Elaxia has recently become obsessed with karate and has set up a fitness plan for himself, including push-ups, sit-ups, and so on. However, the only thing he has stuck with so far is morning jogging. Now, given a map of the area near the school, this map contains $N$ intersections and $M$ streets. Elaxia can only run from one intersection to another, and streets only intersect at the intersections. Every day, Elaxia runs from his dormitory to the school, where the dormitory is numbered $1$ and the school is numbered $N$. Elaxia's morning jogging plan is carried out in cycles (each consisting of several days). Since he does not like to take the same route, within one cycle, the jogging routes for each day must not intersect (at any intersection, excluding the dormitory and the school). Elaxia does not have great endurance; he wants the total distance run within a cycle to be as short as possible, but he also wants the number of days in the training cycle to be as long as possible. Besides practicing karate, Elaxia spends his other time studying and looking for girls, so he wants you to help him design a morning jogging plan that meets his requirements.

Input

The first line contains two numbers $N$ and $M$, representing the number of intersections and the number of streets.

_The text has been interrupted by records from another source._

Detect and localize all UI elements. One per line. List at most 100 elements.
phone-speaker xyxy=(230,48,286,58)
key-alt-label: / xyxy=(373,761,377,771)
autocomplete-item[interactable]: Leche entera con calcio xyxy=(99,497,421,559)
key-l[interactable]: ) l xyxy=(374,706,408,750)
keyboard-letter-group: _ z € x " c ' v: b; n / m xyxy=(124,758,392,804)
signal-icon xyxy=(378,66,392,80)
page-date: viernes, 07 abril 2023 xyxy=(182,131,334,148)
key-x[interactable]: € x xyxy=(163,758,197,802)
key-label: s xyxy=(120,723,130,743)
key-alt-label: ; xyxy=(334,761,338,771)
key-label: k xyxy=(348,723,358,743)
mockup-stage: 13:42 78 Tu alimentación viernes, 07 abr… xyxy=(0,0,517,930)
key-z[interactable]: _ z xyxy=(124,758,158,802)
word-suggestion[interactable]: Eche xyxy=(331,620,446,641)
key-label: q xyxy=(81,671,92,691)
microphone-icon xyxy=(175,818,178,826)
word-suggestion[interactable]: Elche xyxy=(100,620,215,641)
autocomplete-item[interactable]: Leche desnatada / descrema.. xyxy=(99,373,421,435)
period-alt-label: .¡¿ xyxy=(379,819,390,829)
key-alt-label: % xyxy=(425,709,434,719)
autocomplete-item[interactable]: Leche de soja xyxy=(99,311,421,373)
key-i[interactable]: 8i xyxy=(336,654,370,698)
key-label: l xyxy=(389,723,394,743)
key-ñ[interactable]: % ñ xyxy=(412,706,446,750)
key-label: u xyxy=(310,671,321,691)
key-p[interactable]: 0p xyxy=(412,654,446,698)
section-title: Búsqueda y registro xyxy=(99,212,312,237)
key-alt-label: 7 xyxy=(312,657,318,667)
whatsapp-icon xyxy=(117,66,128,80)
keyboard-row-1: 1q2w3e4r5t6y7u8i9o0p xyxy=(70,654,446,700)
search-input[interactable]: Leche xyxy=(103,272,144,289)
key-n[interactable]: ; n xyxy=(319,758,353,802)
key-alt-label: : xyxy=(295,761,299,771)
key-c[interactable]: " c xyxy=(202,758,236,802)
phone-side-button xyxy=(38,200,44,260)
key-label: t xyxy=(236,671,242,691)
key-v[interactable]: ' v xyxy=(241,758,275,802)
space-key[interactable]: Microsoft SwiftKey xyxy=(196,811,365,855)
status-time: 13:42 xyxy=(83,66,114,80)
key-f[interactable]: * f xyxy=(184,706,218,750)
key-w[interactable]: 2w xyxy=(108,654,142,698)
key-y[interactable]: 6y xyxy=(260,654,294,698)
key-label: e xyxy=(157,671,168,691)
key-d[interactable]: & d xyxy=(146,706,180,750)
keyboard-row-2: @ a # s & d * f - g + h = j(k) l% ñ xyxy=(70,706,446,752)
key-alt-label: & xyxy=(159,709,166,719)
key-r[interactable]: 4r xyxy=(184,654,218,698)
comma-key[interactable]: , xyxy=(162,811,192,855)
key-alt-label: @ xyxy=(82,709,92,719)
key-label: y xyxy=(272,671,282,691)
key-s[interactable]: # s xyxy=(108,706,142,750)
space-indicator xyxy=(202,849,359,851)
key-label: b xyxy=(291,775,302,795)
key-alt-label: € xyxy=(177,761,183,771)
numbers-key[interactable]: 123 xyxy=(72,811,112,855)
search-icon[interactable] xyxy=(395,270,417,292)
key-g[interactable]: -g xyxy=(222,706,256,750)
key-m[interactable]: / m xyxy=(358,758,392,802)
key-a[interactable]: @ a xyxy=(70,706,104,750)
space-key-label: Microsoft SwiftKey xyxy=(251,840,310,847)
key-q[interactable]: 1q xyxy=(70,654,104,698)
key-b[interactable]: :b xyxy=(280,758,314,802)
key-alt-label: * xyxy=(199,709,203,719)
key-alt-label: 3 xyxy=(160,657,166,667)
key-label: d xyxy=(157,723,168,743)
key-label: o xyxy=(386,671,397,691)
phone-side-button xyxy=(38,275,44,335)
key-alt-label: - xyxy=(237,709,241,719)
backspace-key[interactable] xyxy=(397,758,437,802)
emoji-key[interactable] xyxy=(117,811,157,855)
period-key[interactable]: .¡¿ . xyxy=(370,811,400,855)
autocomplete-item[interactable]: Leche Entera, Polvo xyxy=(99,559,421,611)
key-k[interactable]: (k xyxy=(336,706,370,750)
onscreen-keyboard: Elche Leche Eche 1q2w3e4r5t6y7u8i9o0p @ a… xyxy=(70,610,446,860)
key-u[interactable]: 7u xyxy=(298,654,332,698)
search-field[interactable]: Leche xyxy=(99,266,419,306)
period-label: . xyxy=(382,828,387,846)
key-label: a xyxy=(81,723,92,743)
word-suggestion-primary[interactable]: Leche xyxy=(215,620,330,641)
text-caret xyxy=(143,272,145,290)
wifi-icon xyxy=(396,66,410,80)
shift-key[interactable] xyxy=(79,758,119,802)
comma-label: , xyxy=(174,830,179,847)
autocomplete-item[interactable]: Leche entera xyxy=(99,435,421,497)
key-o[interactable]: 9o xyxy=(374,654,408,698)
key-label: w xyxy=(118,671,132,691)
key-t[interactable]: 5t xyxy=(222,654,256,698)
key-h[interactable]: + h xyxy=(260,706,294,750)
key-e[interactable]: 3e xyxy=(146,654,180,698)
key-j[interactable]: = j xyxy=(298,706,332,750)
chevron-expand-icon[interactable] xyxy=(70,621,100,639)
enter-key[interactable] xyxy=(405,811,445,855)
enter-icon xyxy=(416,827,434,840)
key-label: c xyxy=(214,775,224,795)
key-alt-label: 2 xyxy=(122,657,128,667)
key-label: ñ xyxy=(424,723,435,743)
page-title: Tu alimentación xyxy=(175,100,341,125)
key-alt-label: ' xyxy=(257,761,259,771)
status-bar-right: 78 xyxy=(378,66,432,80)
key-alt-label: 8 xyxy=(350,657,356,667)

The next $M$ lines each contain three numbers $a, b, c$, representing a street of length $c$ between intersection $a$ and intersection $b$ (directed).

Output

Two numbers: the first is the maximum number of days in a cycle, and the second is the shortest total distance under the condition that the number of days is maximized.

Examples

Input 1

7 10
1 2 1
1 3 1
2 4 1
3 4 1
4 5 1
4 6 1
2 5 5
3 6 6
5 7 1
6 7 1

Output 1

2 11

Subtasks

For all data, $1 \leq N \leq 200, 1 \leq M \leq 20\,000$.